Posted inBanking & Finance

A conflict of interest

James Bennett argues that the Gulf must get serious about transparency if it wants to compete globally.

Transparency is a recurring theme in business, you have to keep on top of those who wish to abide by it and those who like to throw the odd loaded curveball. In the West, when a company unveils its financial figures or delivers its annual report there’s always someone trawling through the data trying to see where the CFO slipped up, handed a few extra million to the auditors or added a couple of zeros where he shouldn’t have. But at least the western world has numbers to examine, applaud or question. The Gulf is a different barrel of crude altogether.

Although transparency is beginning to winch its way up the company elevator towards the boardroom floor there is still a dark cloud looming above certain regulators and companies. Two measures however, must be commended. The publication and release of the Dubai Financial Market’s public companies guide 2006 – a document disclosing all you need to know about the 46 listed companies is a major step forward. Spreading transparency’s 12 letters to one particular sector, property, where it is needed more than most, was equally positive.

The newly formed Dubai Real Estate Authority has been created to oversee property brokers, trust accounts and owners associations. Great news. The next step, however, is to show investors and the wider public what it intends to do about a market where so many are ‘umming and arring’ over whether to buy or head back home for a safer, more regulated market. But let’s face it, there’s still a massive leap to be made. For me the first law of transparency is disclosure, and the majority of public companies should be applauded for the progress they have made. However, the second law, revealing conflicts, appears to have been blatantly ignored by several parties. As Sheikh Sultan Bin Saud Al Qasimi says, there are dozens of cases where conflicts occur.
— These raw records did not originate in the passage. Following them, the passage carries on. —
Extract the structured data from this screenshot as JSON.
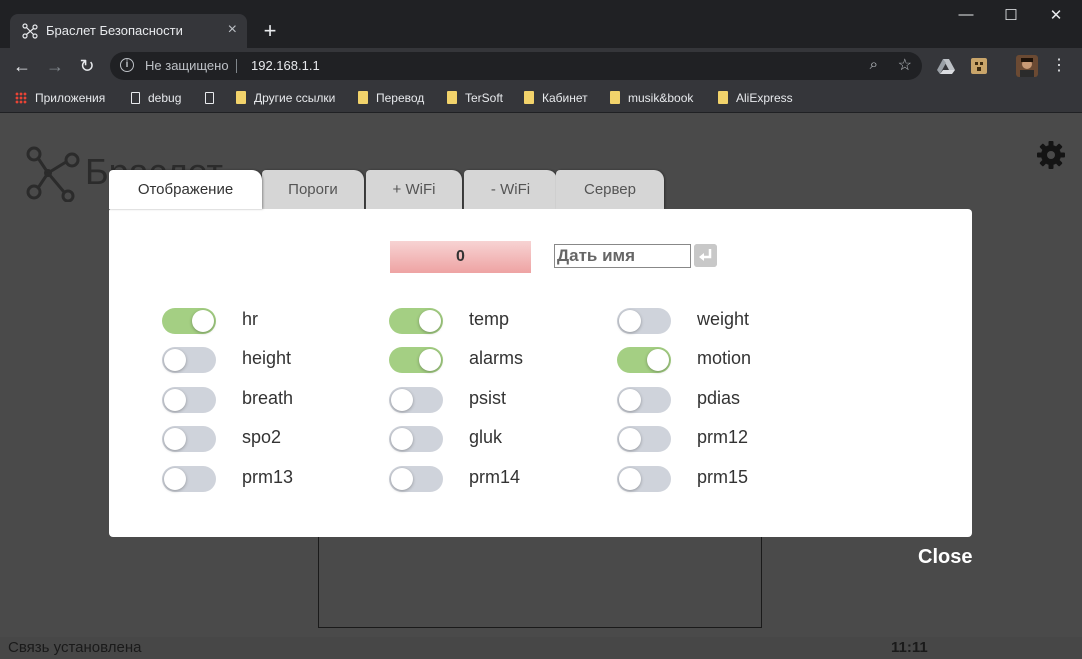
{
  "browser": {
    "tab_title": "Браслет Безопасности",
    "tab_close": "×",
    "new_tab": "+",
    "win_min": "—",
    "win_max": "☐",
    "win_close": "✕",
    "security_label": "Не защищено",
    "url": "192.168.1.1",
    "bookmarks": [
      {
        "label": "Приложения",
        "icon": "apps-icon"
      },
      {
        "label": "debug",
        "icon": "page-icon"
      },
      {
        "label": "",
        "icon": "page-icon"
      },
      {
        "label": "Другие ссылки",
        "icon": "folder-icon"
      },
      {
        "label": "Перевод",
        "icon": "folder-icon"
      },
      {
        "label": "TerSoft",
        "icon": "folder-icon"
      },
      {
        "label": "Кабинет",
        "icon": "folder-icon"
      },
      {
        "label": "musik&book",
        "icon": "folder-icon"
      },
      {
        "label": "AliExpress",
        "icon": "folder-icon"
      }
    ]
  },
  "page": {
    "logo_text": "Браслет",
    "status_text": "Связь установлена",
    "clock": "11:11"
  },
  "modal": {
    "tabs": [
      "Отображение",
      "Пороги",
      "+ WiFi",
      "- WiFi",
      "Сервер"
    ],
    "active_tab": "Отображение",
    "counter_value": "0",
    "name_placeholder": "Дать имя",
    "enter_symbol": "↲",
    "switches": [
      {
        "label": "hr",
        "on": true
      },
      {
        "label": "temp",
        "on": true
      },
      {
        "label": "weight",
        "on": false
      },
      {
        "label": "height",
        "on": false
      },
      {
        "label": "alarms",
        "on": true
      },
      {
        "label": "motion",
        "on": true
      },
      {
        "label": "breath",
        "on": false
      },
      {
        "label": "psist",
        "on": false
      },
      {
        "label": "pdias",
        "on": false
      },
      {
        "label": "spo2",
        "on": false
      },
      {
        "label": "gluk",
        "on": false
      },
      {
        "label": "prm12",
        "on": false
      },
      {
        "label": "prm13",
        "on": false
      },
      {
        "label": "prm14",
        "on": false
      },
      {
        "label": "prm15",
        "on": false
      }
    ],
    "close_label": "Close"
  },
  "colors": {
    "switch_on": "#a4cf83",
    "switch_off": "#cfd3db",
    "counter_bg": "#eea3a3"
  }
}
The fact that a large number of board members serve on more than one competing board has been going on for years, but is at last beginning to be openly discussed and seen by many as unacceptable. Hiring former and current government ministers as well as major businessmen and/or their sons that also serve on competitive boards still goes on day after day, but in 21st century business this is simply seen as conflicting and unethical. If you examine the boards of several companies in the GCC there tends to be a large degree of ‘executive overlap’. We all know it exists, but no one appears to be taking action to eliminate it. It is not uncommon for a CEO to run several businesses and to sell part of a company that he is representing to another that he is managing. This has to stop.

If the Gulf is serious about competing among the experienced, and often ruthless developed international business community, then it will have to drastically address this problem.

The elevator is full of investors, trapped in between floors but with no one willing to press the emergency button. Someone needs to make that leap.